The timing made it worse. While internal resources were tied up keeping Sora alive, Anthropic was pulling ahead with enterprise and developer customers. Claude Code, in particular, was gaining ground on the software engineering segment that drives real revenue for these companies. Killing Sora freed up compute and attention for the products actually winning.

The Disney fallout illustrated how abrupt the decision was. The entertainment company had committed $1 billion to the Sora partnership and reportedly found out the app was shutting down less than an hour before the public announcement. The deal ended with it.

Some observers called the shutdown a sign of maturity, pointing to OpenAI’s willingness to kill a product that wasn’t working rather than defend it. New operations lead Fidji Simo is widely seen as the hand behind the call.

Why it matters: Sora launched with genuine fanfare and talk of AI replacing Hollywood production pipelines. Its shutdown is a useful correction to that narrative. The gap between what AI video can generate in a demo and what it can sustain as a product turns out to be substantial, technically and legally. ByteDance reportedly delayed its own Seedance 2.0 global rollout over unresolved IP protection questions, which compounds the point. The technology is real, but the path from impressive capability to viable consumer product is not automatic, and the costs of figuring that out in public are high.

📊 AI in the Workplace

The AI Boss Is Already Here

A new Quinnipiac University poll of nearly 1,400 American adults finds that 15% say they’d be willing to report directly to an AI supervisor that assigns work, sets schedules, and manages their day. That’s still a minority, but it’s a notable one given how recently the concept would have seemed absurd.
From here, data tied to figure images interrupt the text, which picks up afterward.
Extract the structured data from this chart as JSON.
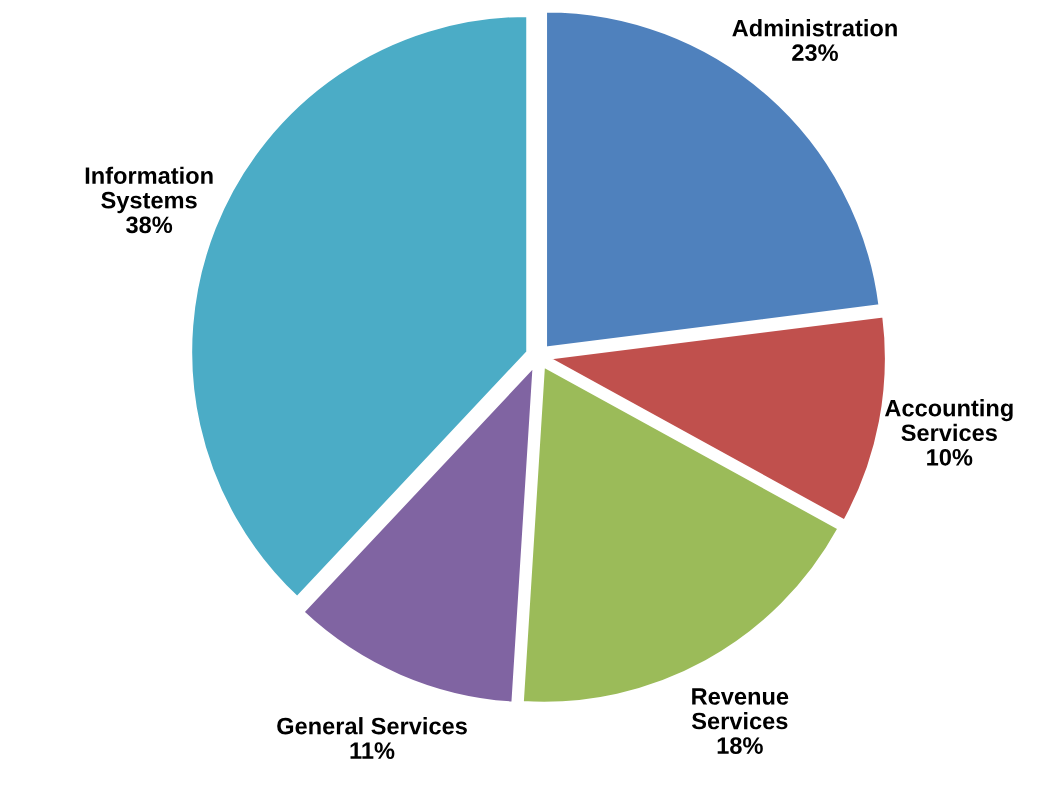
{
  "chart_data": {
    "type": "pie",
    "categories": [
      "Administration",
      "Accounting\nServices",
      "Revenue\nServices",
      "General Services",
      "Information\nSystems"
    ],
    "values": [
      23,
      10,
      18,
      11,
      38
    ],
    "value_labels": [
      "23%",
      "10%",
      "18%",
      "11%",
      "38%"
    ],
    "colors": [
      "#4f81bd",
      "#c0504d",
      "#9bbb59",
      "#8064a2",
      "#4bacc6"
    ],
    "legend": false
  }
}
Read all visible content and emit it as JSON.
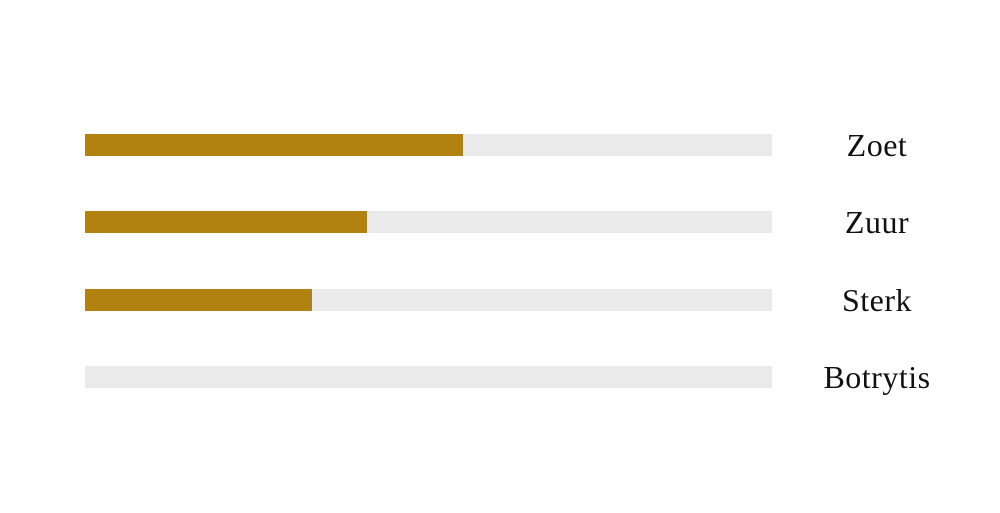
{
  "chart_data": {
    "type": "bar",
    "orientation": "horizontal",
    "title": "",
    "categories": [
      "Zoet",
      "Zuur",
      "Sterk",
      "Botrytis"
    ],
    "values": [
      55,
      41,
      33,
      0
    ],
    "value_unit": "percent of track length",
    "xlim": [
      0,
      100
    ],
    "grid": false,
    "legend": "none",
    "axes_visible": false,
    "fill_color": "#B1820F",
    "track_color": "#EAEAEA",
    "label_color": "#111111",
    "background_color": "#FFFFFF"
  }
}
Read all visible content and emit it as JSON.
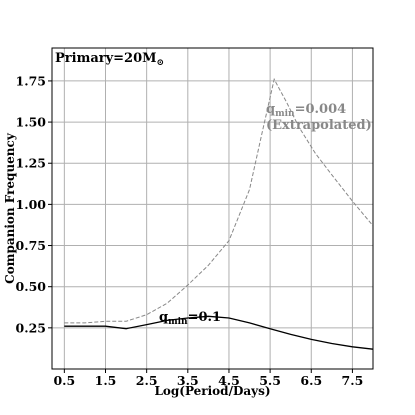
{
  "chart_data": {
    "type": "line",
    "xlabel": "Log(Period/Days)",
    "ylabel": "Companion Frequency",
    "xlim": [
      0.2,
      8.0
    ],
    "ylim": [
      0.0,
      1.95
    ],
    "xticks": [
      0.5,
      1.5,
      2.5,
      3.5,
      4.5,
      5.5,
      6.5,
      7.5
    ],
    "xtick_labels": [
      "0.5",
      "1.5",
      "2.5",
      "3.5",
      "4.5",
      "5.5",
      "6.5",
      "7.5"
    ],
    "yticks": [
      0.25,
      0.5,
      0.75,
      1.0,
      1.25,
      1.5,
      1.75
    ],
    "ytick_labels": [
      "0.25",
      "0.50",
      "0.75",
      "1.00",
      "1.25",
      "1.50",
      "1.75"
    ],
    "grid": true,
    "series": [
      {
        "label": "qmin=0.004",
        "color": "#888888",
        "linestyle": "dashed",
        "x": [
          0.5,
          1.0,
          1.5,
          2.0,
          2.5,
          3.0,
          3.5,
          4.0,
          4.5,
          5.0,
          5.3,
          5.6,
          5.9,
          6.2,
          6.6,
          7.0,
          7.5,
          8.0
        ],
        "y": [
          0.28,
          0.28,
          0.29,
          0.29,
          0.33,
          0.4,
          0.51,
          0.63,
          0.78,
          1.09,
          1.43,
          1.76,
          1.62,
          1.47,
          1.31,
          1.18,
          1.02,
          0.87
        ]
      },
      {
        "label": "qmin=0.1",
        "color": "#000000",
        "linestyle": "solid",
        "x": [
          0.5,
          1.0,
          1.5,
          2.0,
          2.5,
          3.0,
          3.5,
          4.0,
          4.5,
          5.0,
          5.5,
          6.0,
          6.5,
          7.0,
          7.5,
          8.0
        ],
        "y": [
          0.26,
          0.26,
          0.26,
          0.245,
          0.27,
          0.295,
          0.31,
          0.32,
          0.31,
          0.28,
          0.245,
          0.21,
          0.18,
          0.155,
          0.135,
          0.12
        ]
      }
    ],
    "annotations": [
      {
        "text_main": "q",
        "text_sub": "min",
        "text_rest": "=0.004",
        "line2": "(Extrapolated)",
        "color": "#888888"
      },
      {
        "text_main": "q",
        "text_sub": "min",
        "text_rest": "=0.1",
        "color": "#000000"
      },
      {
        "text": "Primary=20M",
        "symbol": "⊙",
        "color": "#000000"
      }
    ]
  }
}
The more telling story is what’s already happening without anyone being asked. Amazon has restructured layers of middle management out of existence, replacing those functions with AI workflows. Workday now offers agents that handle expense approvals autonomously. Engineers at Uber reportedly built an AI model of their CEO to screen pitches before they reach him. These aren’t pilots anymore. They’re live deployments, and they’re moving faster than the public’s comfort level with them.

Seventy percent of poll respondents believe AI will shrink the overall job market. Among people currently employed, nearly a third are worried their specific role could be made obsolete.

Why it matters: The 15% willing-to-work-for-an-AI number gets the headline, but the more consequential figure is the 70% who expect fewer jobs overall. That’s not technophobia, it’s pattern recognition. The management layer is being automated, not because AI is better at managing people, but because it’s cheaper and doesn’t push back. What’s being tested right now isn’t whether AI can lead. It’s whether organizations can strip out human judgment at scale and still function. The answer will shape how work is structured for the next decade.